And so the brown rice versus white rice continues in the house. With Speedy still declaring war against the not-so-smooth-and-creamy texture and mouthfeel of brown rice, the girls are just as insistent that it is healthier and they like it better. I’m the referee — when the girls aren’t home, I cook white rice; when they are home, I cook brown rice. That’s about the best arrangement that I can manage. It is just too impractical to cook both white and brown rice when everyone is home.
Now, we have this practice of feeding a sick family member anything he asks for except what the doctor specifically disallows. When Alex got sick, she asked for congee among other things. Because she is one-half of the pro-brown rice movement at home, I automatically cooked congee using brown rice.
In theory, of course, I knew that brown rice or white rice, if rice is cooked with more water than the grains can absorb, the result would be congee. In practice, I had never cooked congee with brown rice before.

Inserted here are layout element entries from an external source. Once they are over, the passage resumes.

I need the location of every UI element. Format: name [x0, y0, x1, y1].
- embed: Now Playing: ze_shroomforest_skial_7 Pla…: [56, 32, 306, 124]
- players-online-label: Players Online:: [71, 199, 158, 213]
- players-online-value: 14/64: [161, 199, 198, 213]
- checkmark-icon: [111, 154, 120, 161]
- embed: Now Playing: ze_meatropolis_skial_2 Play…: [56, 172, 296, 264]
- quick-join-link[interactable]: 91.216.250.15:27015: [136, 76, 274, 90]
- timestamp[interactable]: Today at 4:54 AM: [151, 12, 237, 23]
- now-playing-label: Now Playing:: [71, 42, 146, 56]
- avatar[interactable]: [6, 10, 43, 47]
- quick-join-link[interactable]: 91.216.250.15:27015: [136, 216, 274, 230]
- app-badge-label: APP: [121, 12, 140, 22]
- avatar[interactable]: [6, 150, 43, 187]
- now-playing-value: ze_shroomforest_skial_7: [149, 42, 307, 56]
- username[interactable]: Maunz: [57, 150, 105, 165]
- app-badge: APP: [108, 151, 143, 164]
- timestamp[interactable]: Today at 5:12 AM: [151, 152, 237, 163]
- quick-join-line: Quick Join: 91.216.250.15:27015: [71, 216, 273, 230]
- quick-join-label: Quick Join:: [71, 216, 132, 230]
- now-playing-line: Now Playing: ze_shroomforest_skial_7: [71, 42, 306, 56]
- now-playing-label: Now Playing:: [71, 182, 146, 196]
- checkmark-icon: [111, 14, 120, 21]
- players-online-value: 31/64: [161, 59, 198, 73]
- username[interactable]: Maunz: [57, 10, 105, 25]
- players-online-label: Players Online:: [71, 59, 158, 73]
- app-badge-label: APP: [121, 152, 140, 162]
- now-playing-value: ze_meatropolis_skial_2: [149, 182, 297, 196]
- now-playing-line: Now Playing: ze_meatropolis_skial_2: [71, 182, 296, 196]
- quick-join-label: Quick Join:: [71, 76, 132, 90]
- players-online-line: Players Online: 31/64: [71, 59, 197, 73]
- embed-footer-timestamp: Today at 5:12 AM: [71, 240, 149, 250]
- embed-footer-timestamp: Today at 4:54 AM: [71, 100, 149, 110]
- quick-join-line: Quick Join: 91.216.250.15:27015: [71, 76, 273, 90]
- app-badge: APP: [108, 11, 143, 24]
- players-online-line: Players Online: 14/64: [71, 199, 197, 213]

What happened? Well, congee happened. But let me describe it.
Congee cooked with brown rice is just like congee cooked with white rice except for one thing — the mouthfeel is different. There is still that distinct texture that comes from the bran and the germ both of which have been removed from white rice. Other than that, congee cooked with brown rice is delicious.
Is the cooking method different? No, but there is an added step in the preparation. I soaked the brown rice prior to cooking. I placed the (rinsed and drained) brown rice in a bowl, added enough water to cover then let the grains soak (in the fridge) for several hours.
While the rice was soaking, I simmered a whole chicken with aromatics (onion, garlic, ginger, pepper and a bay leaf) and salt in a pot. Then, I strained the broth and cooked the rice in it. The aromatics were discarded, the chicken meat was shredded and added to the rice when it was almost done.
And that is congee cooked with brown rice.